Most (92%) employers were concerned or very concerned about high-cost drugs in the pipeline, and 91% were concerned or very concerned about the pharmacy cost trend overall.
To address rising drug costs, employers may implement pharmacy management strategies. These could include prioritizing transparent PBM practices (e.g., requesting detailed reports, auditing PBM services, requiring compensation and pricing disclosures and negotiating contract terms) and plan design changes to address costly medications and treatments (e.g., prior authorization, step therapy and sites of care management).
Preventive screenings were a critical health care component disrupted during the pandemic, according to the Business Group on Health. As a result, employers are anticipating more late-stage cancers among workers.
Consider the following survey results from the Business Group on Health:
- 50% of employers report cancer is the number one driver of health care costs, and 86% say it’s among their top three drivers.
- Half of employers (53%) will offer a cancer-focused center of excellence approach in 2024, with an additional 23% considering this strategy by 2026.
In response to rising cancer care, employees may encourage advanced screening measures and maintain full coverage of recommended prevention and screening services. Employers are also monitoring oncology clinical advancements (e.g., biomarker testing and immunotherapies) and helping guide employees to high-quality care to improve health outcomes.
Health Care Delivery
Health care innovations, specifically on-site or near-site clinics and virtual care, gained popularity during the pandemic, and demand is starting to level out. However, such types of care continue to be critical for employees as they prioritize primary or preventive health care.
The survey by Business Group on Health discovered the following views about health care delivery:
- Fewer employers thought virtual care would significantly impact health care delivery in 2023 (64%), compared with 2021 findings (85%).

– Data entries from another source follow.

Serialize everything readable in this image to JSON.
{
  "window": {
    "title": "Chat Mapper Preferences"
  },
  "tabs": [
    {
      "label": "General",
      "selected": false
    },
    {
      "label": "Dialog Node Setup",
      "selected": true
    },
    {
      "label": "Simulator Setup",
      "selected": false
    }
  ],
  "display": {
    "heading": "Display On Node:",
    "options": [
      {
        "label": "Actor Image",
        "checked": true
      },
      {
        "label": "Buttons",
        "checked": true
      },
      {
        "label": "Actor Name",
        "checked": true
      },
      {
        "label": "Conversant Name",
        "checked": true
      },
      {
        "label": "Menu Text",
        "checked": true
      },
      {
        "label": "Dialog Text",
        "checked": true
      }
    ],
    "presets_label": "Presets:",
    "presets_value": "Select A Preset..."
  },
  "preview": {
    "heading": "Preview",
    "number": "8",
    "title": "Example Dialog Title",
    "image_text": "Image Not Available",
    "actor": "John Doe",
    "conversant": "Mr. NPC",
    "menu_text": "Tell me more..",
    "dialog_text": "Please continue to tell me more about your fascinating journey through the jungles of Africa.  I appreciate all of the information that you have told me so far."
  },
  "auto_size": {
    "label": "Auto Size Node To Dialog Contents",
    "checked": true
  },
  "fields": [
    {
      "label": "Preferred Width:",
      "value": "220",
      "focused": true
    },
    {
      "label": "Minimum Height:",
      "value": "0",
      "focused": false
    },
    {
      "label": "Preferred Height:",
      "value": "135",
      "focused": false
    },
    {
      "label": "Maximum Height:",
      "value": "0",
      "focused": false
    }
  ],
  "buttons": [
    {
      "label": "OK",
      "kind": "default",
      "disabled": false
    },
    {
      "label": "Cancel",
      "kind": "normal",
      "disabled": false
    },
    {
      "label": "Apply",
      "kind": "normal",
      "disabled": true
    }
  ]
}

Regardless, 2023’s figure is still relatively high and above pre-pandemic survey results.
- Employers’ number two priority for 2024 is implementing more virtual health opportunities. In addition to expanding, they’ll evaluate partnerships and consider vendors that can integrate with others.

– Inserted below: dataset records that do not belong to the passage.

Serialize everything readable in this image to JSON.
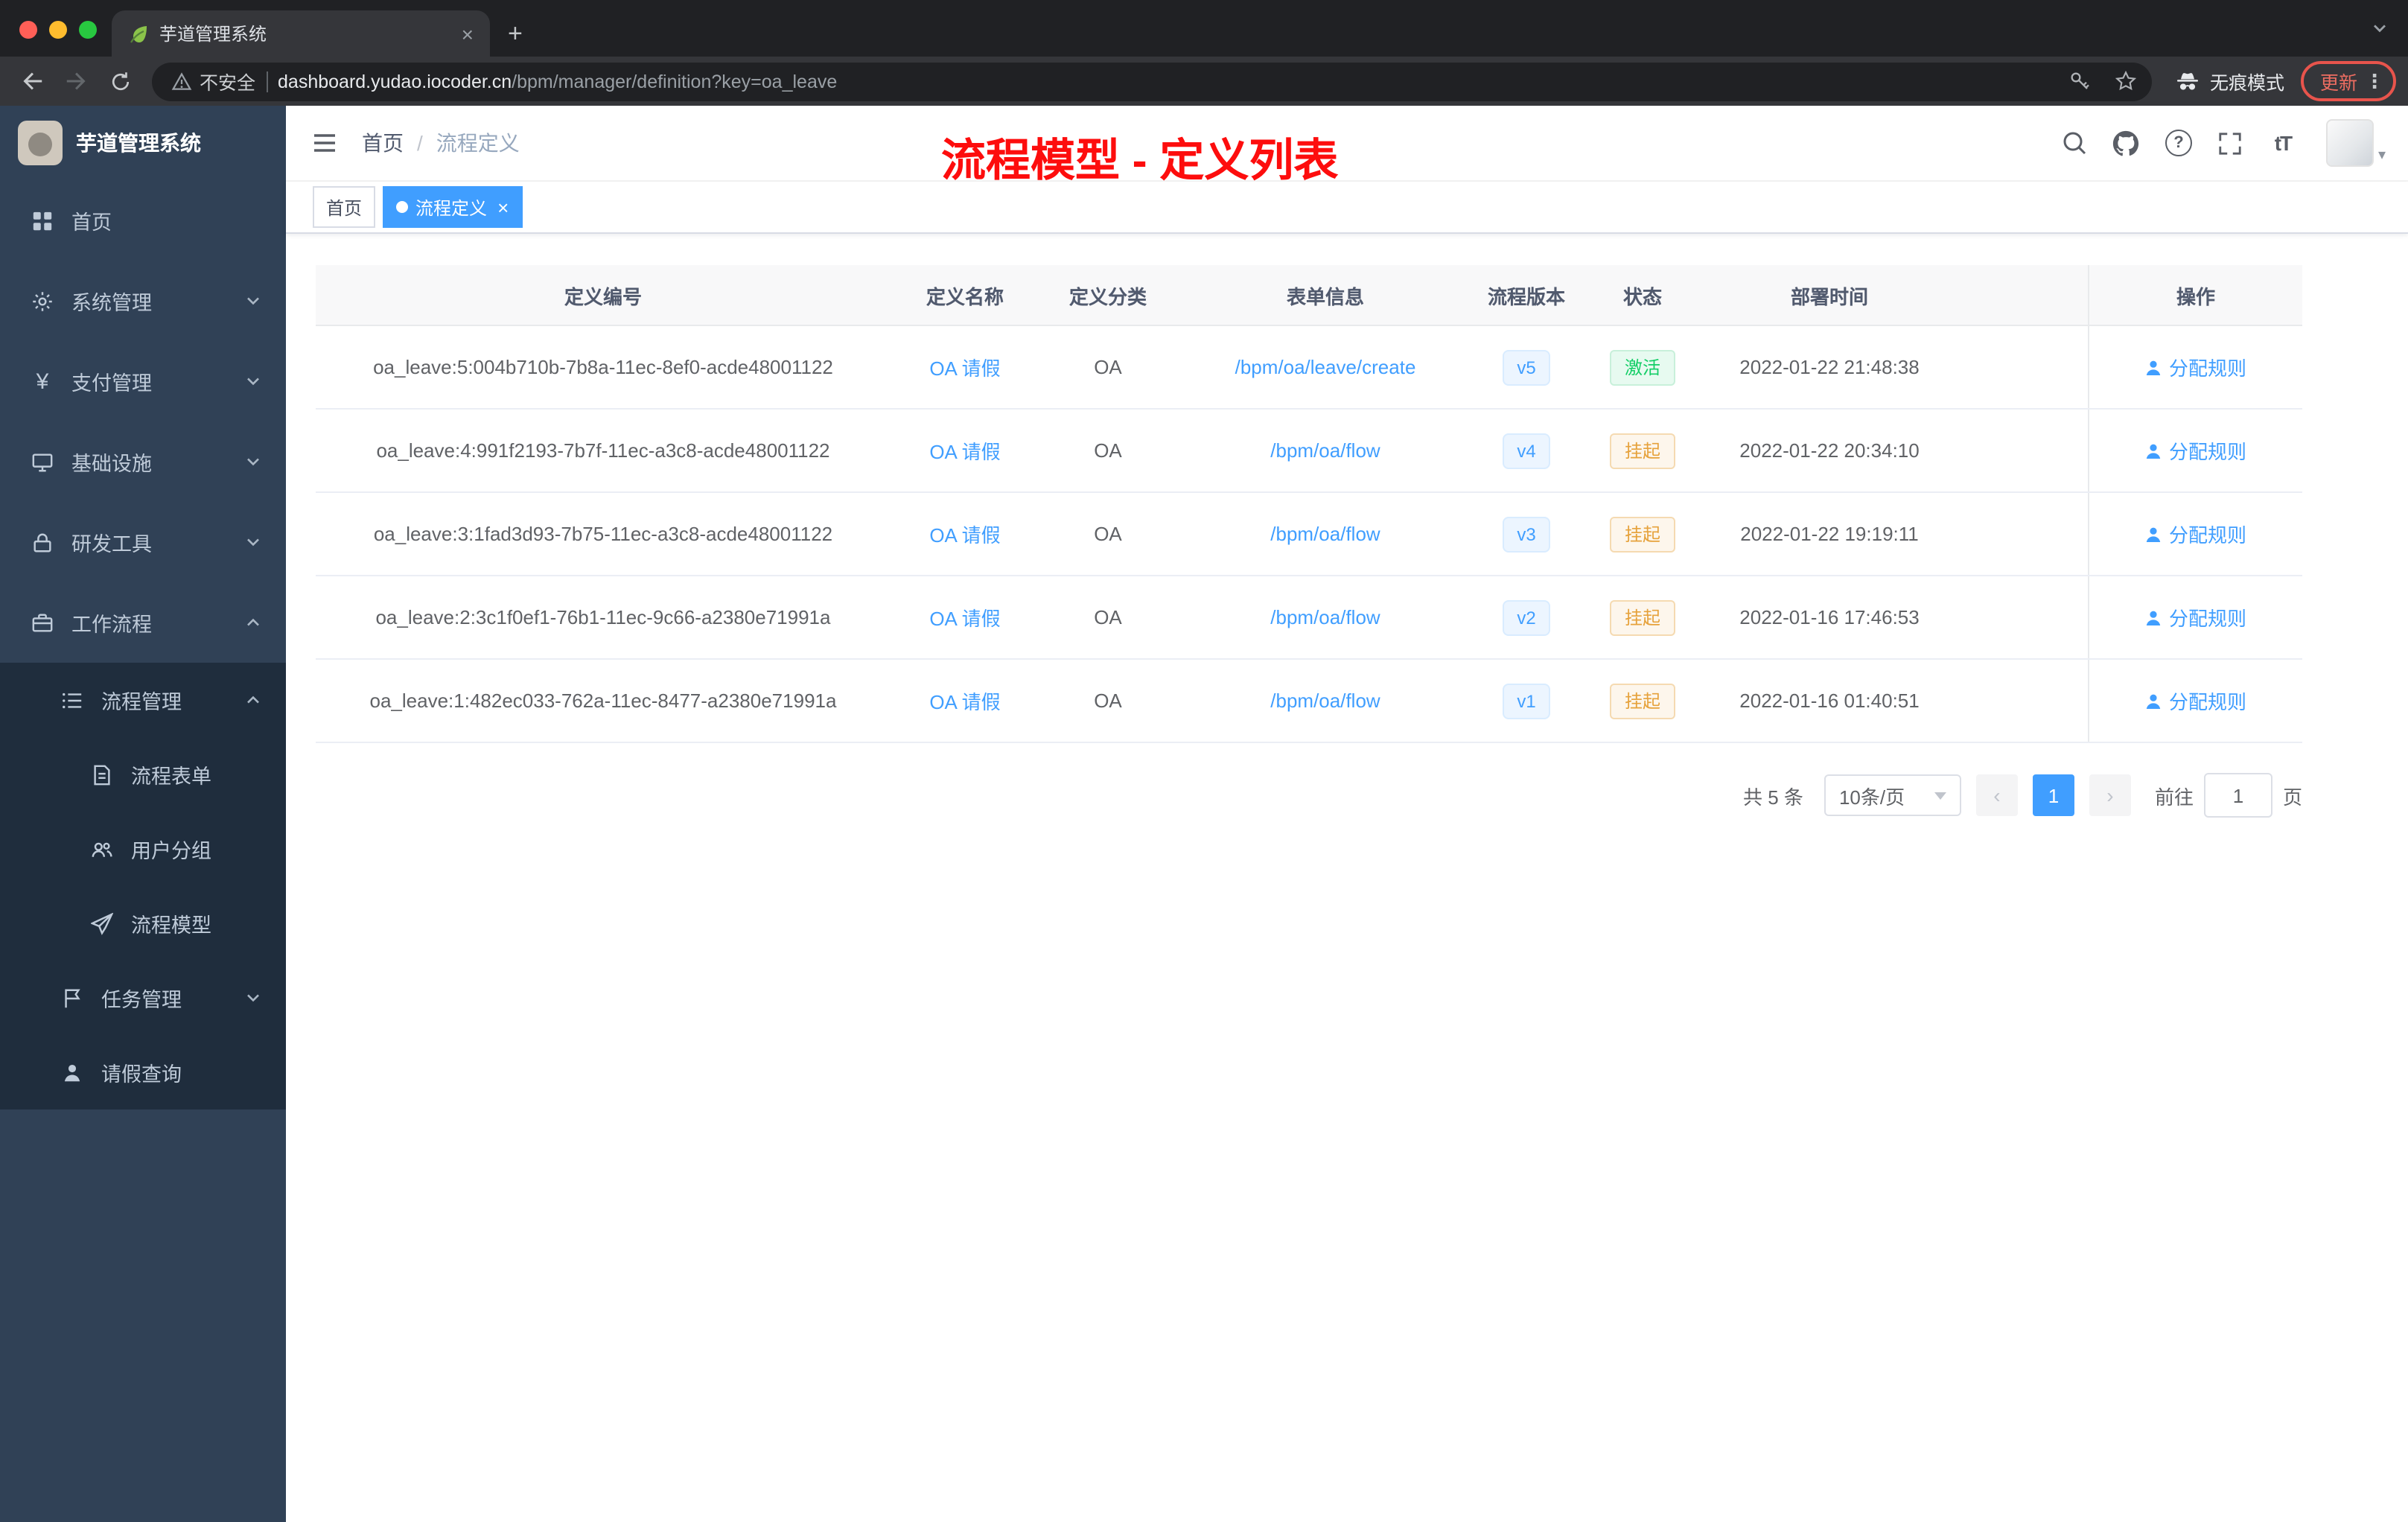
{
  "colors": {
    "accent_blue": "#409eff",
    "success_green": "#13ce66",
    "warning_orange": "#e6a23c",
    "annotation_red": "#fd0d0d",
    "sidebar_bg": "#304156",
    "submenu_bg": "#1f2d3d"
  },
  "browser": {
    "tab_title": "芋道管理系统",
    "security_label": "不安全",
    "url_host": "dashboard.yudao.iocoder.cn",
    "url_path": "/bpm/manager/definition?key=oa_leave",
    "incognito_label": "无痕模式",
    "update_label": "更新"
  },
  "icons": {
    "plus": "+",
    "close": "×",
    "dots": "⋮",
    "question": "?",
    "font_size": "tT",
    "caret_down": "▾",
    "payment_glyph": "¥",
    "prev": "‹",
    "next": "›"
  },
  "sidebar": {
    "logo_title": "芋道管理系统",
    "items": {
      "home": "首页",
      "system": "系统管理",
      "payment": "支付管理",
      "infra": "基础设施",
      "devtools": "研发工具",
      "workflow": "工作流程",
      "process_mgmt": "流程管理",
      "process_form": "流程表单",
      "user_group": "用户分组",
      "process_model": "流程模型",
      "task_mgmt": "任务管理",
      "leave_query": "请假查询"
    }
  },
  "header": {
    "breadcrumb_home": "首页",
    "breadcrumb_sep": "/",
    "breadcrumb_current": "流程定义",
    "annotation": "流程模型 - 定义列表"
  },
  "tags": {
    "home": "首页",
    "active": "流程定义"
  },
  "table": {
    "columns": [
      "定义编号",
      "定义名称",
      "定义分类",
      "表单信息",
      "流程版本",
      "状态",
      "部署时间",
      "操作"
    ],
    "rows": [
      {
        "id": "oa_leave:5:004b710b-7b8a-11ec-8ef0-acde48001122",
        "name": "OA 请假",
        "category": "OA",
        "form": "/bpm/oa/leave/create",
        "version": "v5",
        "status": "激活",
        "status_type": "success",
        "time": "2022-01-22 21:48:38",
        "action": "分配规则"
      },
      {
        "id": "oa_leave:4:991f2193-7b7f-11ec-a3c8-acde48001122",
        "name": "OA 请假",
        "category": "OA",
        "form": "/bpm/oa/flow",
        "version": "v4",
        "status": "挂起",
        "status_type": "warning",
        "time": "2022-01-22 20:34:10",
        "action": "分配规则"
      },
      {
        "id": "oa_leave:3:1fad3d93-7b75-11ec-a3c8-acde48001122",
        "name": "OA 请假",
        "category": "OA",
        "form": "/bpm/oa/flow",
        "version": "v3",
        "status": "挂起",
        "status_type": "warning",
        "time": "2022-01-22 19:19:11",
        "action": "分配规则"
      },
      {
        "id": "oa_leave:2:3c1f0ef1-76b1-11ec-9c66-a2380e71991a",
        "name": "OA 请假",
        "category": "OA",
        "form": "/bpm/oa/flow",
        "version": "v2",
        "status": "挂起",
        "status_type": "warning",
        "time": "2022-01-16 17:46:53",
        "action": "分配规则"
      },
      {
        "id": "oa_leave:1:482ec033-762a-11ec-8477-a2380e71991a",
        "name": "OA 请假",
        "category": "OA",
        "form": "/bpm/oa/flow",
        "version": "v1",
        "status": "挂起",
        "status_type": "warning",
        "time": "2022-01-16 01:40:51",
        "action": "分配规则"
      }
    ]
  },
  "pagination": {
    "total": "共 5 条",
    "page_size": "10条/页",
    "current_page": "1",
    "goto_label": "前往",
    "goto_value": "1",
    "page_unit": "页"
  }
}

- Roughly half of employers (53%) offered on-site clinics in 2023, and the same figure is expected to do so in 2024, which likely signals a plateau in the offering. Some employers have migrated to a hybrid or remote work environment, reducing the need for health services at the workplace.

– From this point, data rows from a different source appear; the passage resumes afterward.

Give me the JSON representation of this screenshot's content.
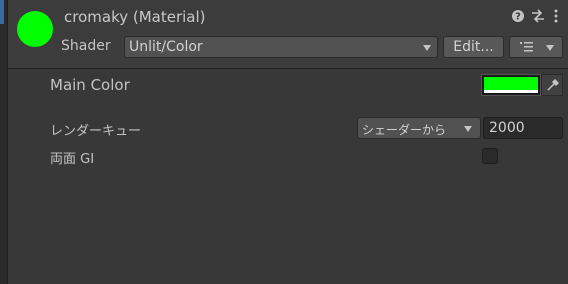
{
  "colors": {
    "material_color": "#00ff00",
    "main_color_value": "#00ff00"
  },
  "header": {
    "title": "cromaky (Material)",
    "help_icon": "?",
    "settings_icon": "⇄",
    "more_icon": "⋮",
    "shader_label": "Shader",
    "shader_value": "Unlit/Color",
    "edit_button": "Edit...",
    "list_icon": "☰"
  },
  "properties": {
    "main_color_label": "Main Color",
    "render_queue_label": "レンダーキュー",
    "render_queue_mode": "シェーダーから",
    "render_queue_value": "2000",
    "double_sided_gi_label": "両面 GI",
    "double_sided_gi_checked": false
  }
}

It’s no surprise that the necessity of virtual health care peaked during the pandemic. Moving forward, more employers are looking to expand health care offerings to better support primary care and mental health. It comes down to prioritizing employee health outcomes.
Heightened health care costs are likely to continue impacting employers for the foreseeable future. Looking ahead to 2024, many employers are focusing on impacts related to mental health, medications, cancer and health care delivery. To combat rising costs, employers are focusing on improving employee health outcomes, reducing unnecessary services and prioritizing prevention and primary care.
Additionally, it may be advantageous for employers to focus on benefits education and employee communication. The goal is to help them understand their benefits and the best ways to utilize and maximize them. Many employees are looking for ways to stretch their hard-earned dollars further, and employers can step in to provide that much-needed guidance. In turn, employer efforts focused on preventive and proactive health care can help curb health care costs.